24943
Predictors of Behavioral Health Treatment Continuation and Adherence in Children with Autism Spectrum Disorders

Thursday, May 11, 2017: 5:30 PM-7:00 PM
Golden Gate Ballroom (Marriott Marquis Hotel)
M. N. Davignon1, N. Shankute2, M. L. Massolo3, C. Yoshida3 and L. A. Croen3, (1)Kaiser Roseville Medical Center, Roseville, CA, (2)Kaiser Permanente Division of Research, Berkeley, CA, (3)Kaiser Permanente Division of Research, Oakland, CA
Background: Behavioral Health Treatments (BHT) based on the principles of Applied Behavioral Analysis (ABA) can improve many of the core difficulties in autism spectrum disorders (ASD) including social deficits and restricted, repetitive behaviors. While ABA-based treatments are commonly recommended for children with ASD, little is known about how many families continue treatment once they start, nor about characteristics that predict adherence to and continuation of recommended treatment.

Objectives: To identify factors that are associated with continuation of and adherence to BHT in a large, diverse population of insured patients with ASD.

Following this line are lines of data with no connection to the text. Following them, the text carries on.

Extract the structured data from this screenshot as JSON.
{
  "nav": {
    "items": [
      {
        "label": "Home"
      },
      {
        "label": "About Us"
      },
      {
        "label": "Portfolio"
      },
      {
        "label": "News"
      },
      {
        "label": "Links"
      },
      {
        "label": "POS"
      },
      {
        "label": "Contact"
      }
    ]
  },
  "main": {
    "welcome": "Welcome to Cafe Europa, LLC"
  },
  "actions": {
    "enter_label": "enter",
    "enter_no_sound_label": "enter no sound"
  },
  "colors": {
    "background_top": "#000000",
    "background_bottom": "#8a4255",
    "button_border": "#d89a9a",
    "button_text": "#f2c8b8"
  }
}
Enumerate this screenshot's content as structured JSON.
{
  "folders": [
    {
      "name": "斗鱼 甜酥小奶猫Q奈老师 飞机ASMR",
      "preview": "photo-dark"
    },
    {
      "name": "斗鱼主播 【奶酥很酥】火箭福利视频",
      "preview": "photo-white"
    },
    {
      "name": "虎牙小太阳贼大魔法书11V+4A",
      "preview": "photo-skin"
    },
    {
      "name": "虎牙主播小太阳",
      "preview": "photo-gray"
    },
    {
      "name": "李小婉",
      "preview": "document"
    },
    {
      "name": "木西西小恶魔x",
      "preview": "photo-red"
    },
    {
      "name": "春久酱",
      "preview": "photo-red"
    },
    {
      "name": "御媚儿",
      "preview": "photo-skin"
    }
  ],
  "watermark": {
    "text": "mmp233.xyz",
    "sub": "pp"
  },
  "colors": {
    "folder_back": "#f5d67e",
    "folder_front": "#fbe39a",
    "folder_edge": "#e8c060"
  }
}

Methods: This cross-sectional study included 226 Kaiser Permanente Northern California members aged 2-18 years old with ASD referred for BHT between February and May 2014. Patients had to receive at least 2 consecutive weeks of billed BHT during the study period to be included. We conducted analyses to explore the associations between socio-demographic factors (child sex, race/ethnicity, age at referral to BHT, type of health insurance, copay amount, maternal age at referral to BHT, maternal and paternal education) and clinical factors (medical complexity, psychiatric medication use, receipt of additional therapies) and the binary outcomes of interest: continuing treatment for at least 12 months and treatment adherence (receipt of >=80% of the authorized treatment hours).

Results: Median age at referral to BHT was 6.0 years (40% < 5 years, 15% 12+ years). The majority of patients were male (83%), and had employer or self-funded insurance (95%), $20 copay or less (78%), mother >30 years of age (91%), and mother (78%) and father (73%) with undergraduate or post-graduate education; race ethnicity was mixed (36% white, 22% Hispanic, 29% Asian, 14% Black/Other). Among patients who initiated BHT, 69% (N=155) continued treatment for at least 12 months. Patients who continued vs those who discontinued BHT were similar with respect to sex, race/ ethnicity, insurance coverage type, medical complexity, and receipt of other treatments including psychiatric medication and rehabilitative services. Patients who continued treatment had a significantly younger median age at referral for BHT (6.0 years vs 7.3 years, p=0.04), were less likely to have psychiatric comorbidities (19% vs 41%, p<0.01) or genetic syndromes (4% vs 16%, p<0.01), had a shorter interval between treatment authorization and treatment initiation (p=0.05), and were more likely to receive >10 hours/ week of BHT (48% vs 14%, P<0.01) than patients who discontinued treatment. Only 15% of patients who initiated treatment adhered to treatment recommendations. Younger age at referral for BHT (p=0.049) and receipt of >10 hours/ week of BHT (76% vs 38%, p<0.01) were significantly associated with adherence to treatment.

Conclusions: Nearly one third of patients discontinued treatment within the first 12 months of starting and only 15% of families were able to adhere to their child’s recommended treatment regimen. Our findings suggest that children who are older, who have psychiatric comorbidities or genetic syndromes, who take longer to initiate treatment, or receive less than 10 hours/ week of BHT are most likely to struggle with continuation of and adherence to treatment, and may need additional attention.